Nunca me casé de cantar la dehesa mediterránea como paraíso indisoluble de nuestro paisaje español, salvado in extremis de especulaciones urbanísticas en muchos casos y con él plantas y animales en peligro de extinción extrema. No hablemos de la riqueza económica que genera la dehesa, ni de su extensión a nivel nacional e internacional que cubre con su manto verde el campo bravo, sino que contemplemos su herencia genética como única aportación española de altura a la zoología universal, como muchos lo cantaron antes que yo. Pienso y me asombro al saber la responsabilidad transmitida en muchos casos de padres a hijos, de amigos a hermanos, agolpada en esos libros de vacas y sementales en donde tanta riqueza lingüística para envidia de la Academia Española. Conozco casos que solo una familia arruinada al completo heredó un hierro colgado de una chimenea, y poco a poco compraron la finca y un puñado de cabezas; levantando años más tarde, tras décadas de alegrías y desalientos, la memoria inmortal y el triunfo en las plazas de una gran familia en esta difícil disciplina. Que mérito, que dedicación, que entrega, que ejemplo para las generaciones venideras fueron, son y serán los señores ganaderos. En el campo siempre existió la casa ganadero y una casa externa donde vivían los toreros que venían a torear o a echar un capote entre tanto tendadero, herradero y saneamiento, que también habita en este curioso espacio natural.
Mis recuerdos en el campo castellano y andaluz, fraguaron como a muchos mi amor desde muy joven a esta fiesta, pues el campo es el origen y la respuesta de todo este mundo genial y sorprendente. El por qué el torero torea con esa técnica, el por qué los caballos andan de frente de ésta o aquella manera, el por qué la música suena así desde lo alto de la grada, el por qué de las plazas y sus arcos abiertos de par en par al viento, el por qué del silencio de todos cuando rompe la tarde el galope de una toro salido de las entrañas del coso.
He de reconocer que casi nadie va a ver los toros y si a los toreros, estos que se hacen llamar aficionados preguntan por si el cartel de toreros para ver su remate y poco o nada se reparan en el toro a lidiarse, en la ganadería, y sobre todo en el ganadero. Álvaro Domecq solo hablaba de ellos, de cómo había transformado o variado ese encaste con ese último cruce, como bautizaba sus toros, cual era el denominador común de la nueva camada si es que hubiera o hubiese mayoral que descifrara cada uno de sus hijos nada más salir de chiqueros…

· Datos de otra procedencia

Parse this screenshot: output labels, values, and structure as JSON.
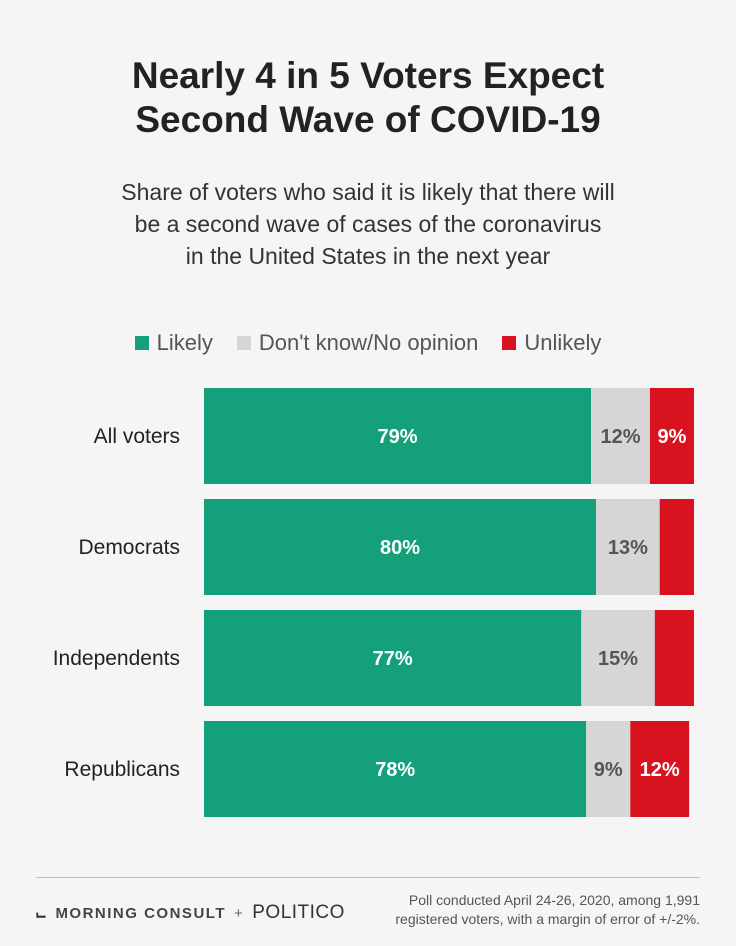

Victorino, el maravilloso catedrático de Galapagar, es el portavoz de muchas voces de mayorales, de vaqueros, de caballistas que dieron su vida y aún la dan generosamente por mantener, no ya la tradición ni la cultura de un pueblo sino su personalidad, lo que nos hace únicos y diferentes frente al resto. Cuantos inviernos de encinas carbonizadas en la chimenea, cantando hazañas y vergüenzas pasó Victorino en “Las Tiesas de Santa María” o en “Monteviejo” hasta alcanzar la gloria, cuantas primaveras ilusionantes llenas de tentaderos a campo abierto disfrutó hasta hoy, cuantos nacimientos milagrosos sobre la hierba húmeda vio forjarse al animal más bello de la tierra , cuantos le copiaron, le amaron, le envidiaron y le odiaron para siempre por tener ese don de saber criar toros bravos, de conocer sus toros mejor que muchos para llevarlos hecho carne a toda una obra de arte.
Por fin se hace justicia con la Fiesta desde el campo, aunque no son muchos los tramoyistas que también deberían ser recompensados algún día, nos acordamos de los banderilleros, los picadores o los músicos que también tendrían derecho y lugar de primer orden entre los muchos reconocimientos que la Fiesta les debe a su esplendor y plenitud entre las bellas artes.